Coup double pour Marine Le Pen. En voyage diplomatique au Tchad, la candidate d'extrême droite a un agenda pour le moins chargé. Rencontre avec le président Idriss Déby puis avec la première dame, échanges avec la représentation nationale tchadienne ou encore visite des militaires français engagés au sein de la force Barkhane.

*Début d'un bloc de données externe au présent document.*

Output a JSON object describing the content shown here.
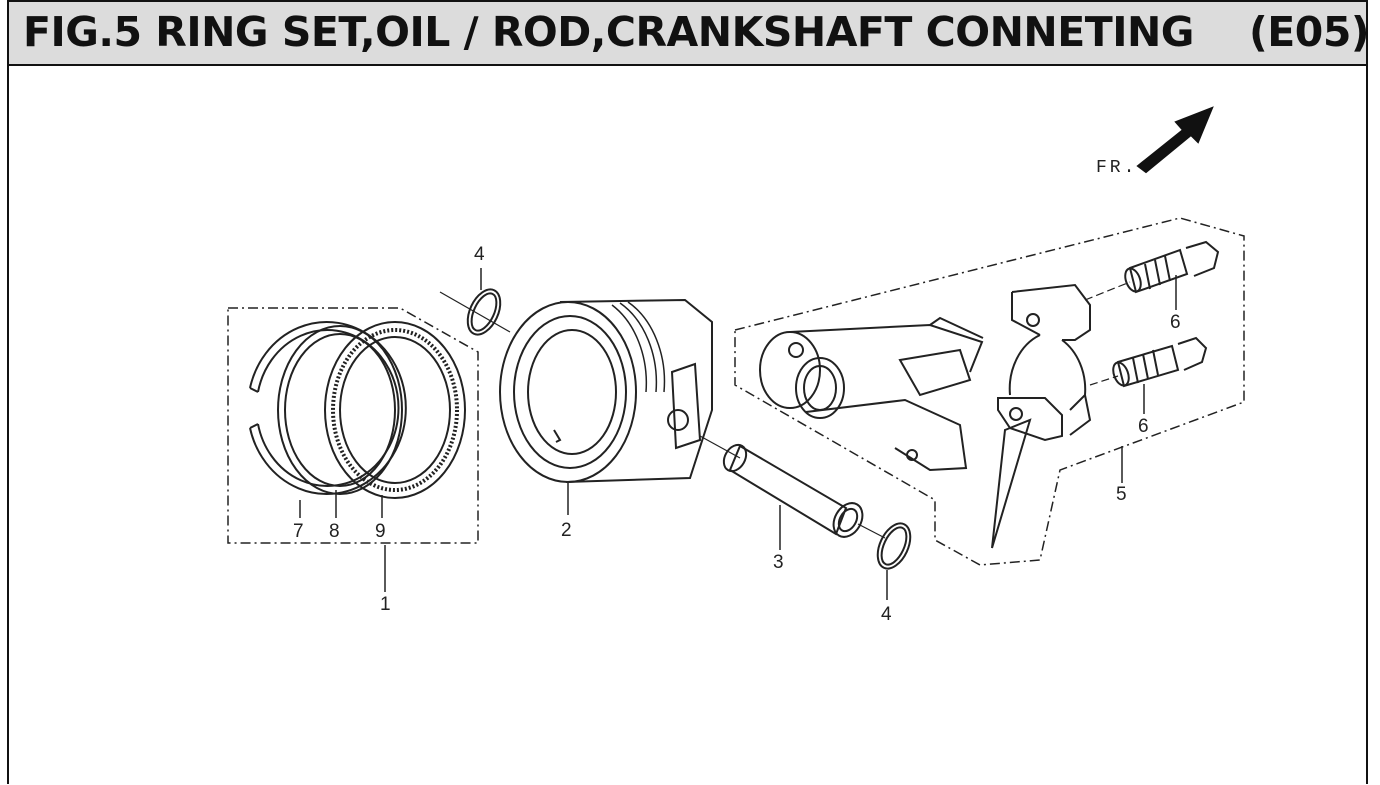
{
  "header": {
    "title": "FIG.5 RING SET,OIL / ROD,CRANKSHAFT CONNETING    (E05)"
  },
  "diagram": {
    "direction_label": "FR.",
    "callouts": [
      {
        "id": "c1",
        "text": "1"
      },
      {
        "id": "c2",
        "text": "2"
      },
      {
        "id": "c3",
        "text": "3"
      },
      {
        "id": "c4a",
        "text": "4"
      },
      {
        "id": "c4b",
        "text": "4"
      },
      {
        "id": "c5",
        "text": "5"
      },
      {
        "id": "c6a",
        "text": "6"
      },
      {
        "id": "c6b",
        "text": "6"
      },
      {
        "id": "c7",
        "text": "7"
      },
      {
        "id": "c8",
        "text": "8"
      },
      {
        "id": "c9",
        "text": "9"
      }
    ]
  }
}
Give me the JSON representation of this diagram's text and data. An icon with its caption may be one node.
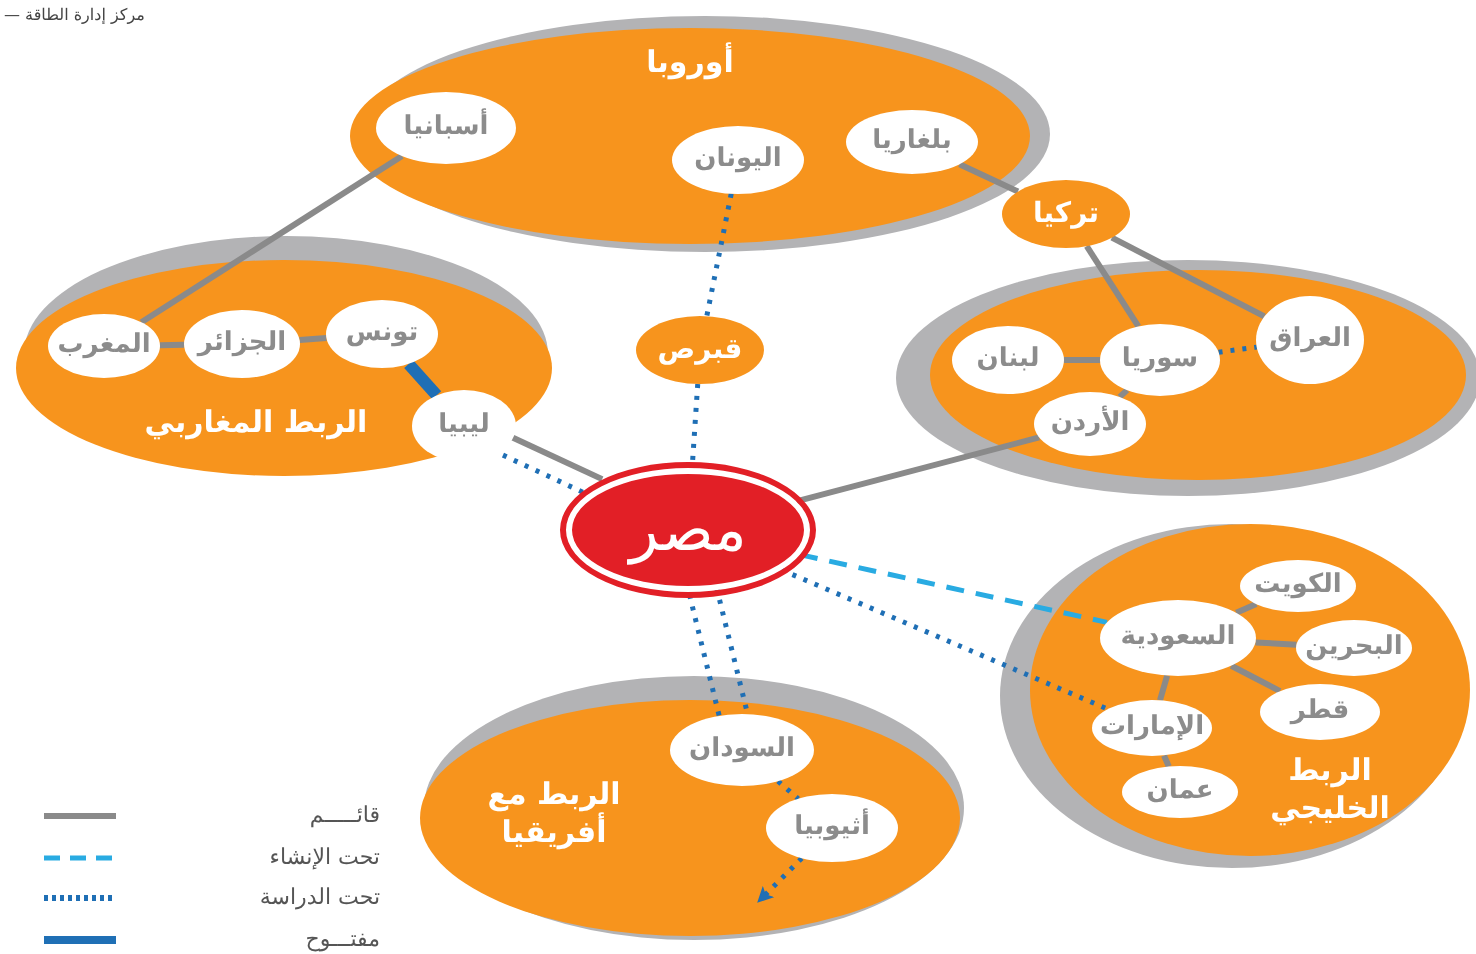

Mais au delà de la recherche d'un succès diplomatique, qu'elle déjà obtenu au Liban, Marine Le Pen visite le Tchad pour donner un écho international à son programme souverainiste, qui ne laisse pas insensible le chef de l'Etat tchadien.

Souveraineté monétaire

Si Marine Le Pen entend revenir à la monnaie nationale en France, elle souhaite que les pays africains, fonctionnant avec le Franc CFA, en fassent de même. "Les économies africaines sont asphyxiées. Le Franc CFA tue économiquement l'Afrique", répète-t-elle, reprenant les mots durs qu'elle consacre habituellement à la monnaie européenne.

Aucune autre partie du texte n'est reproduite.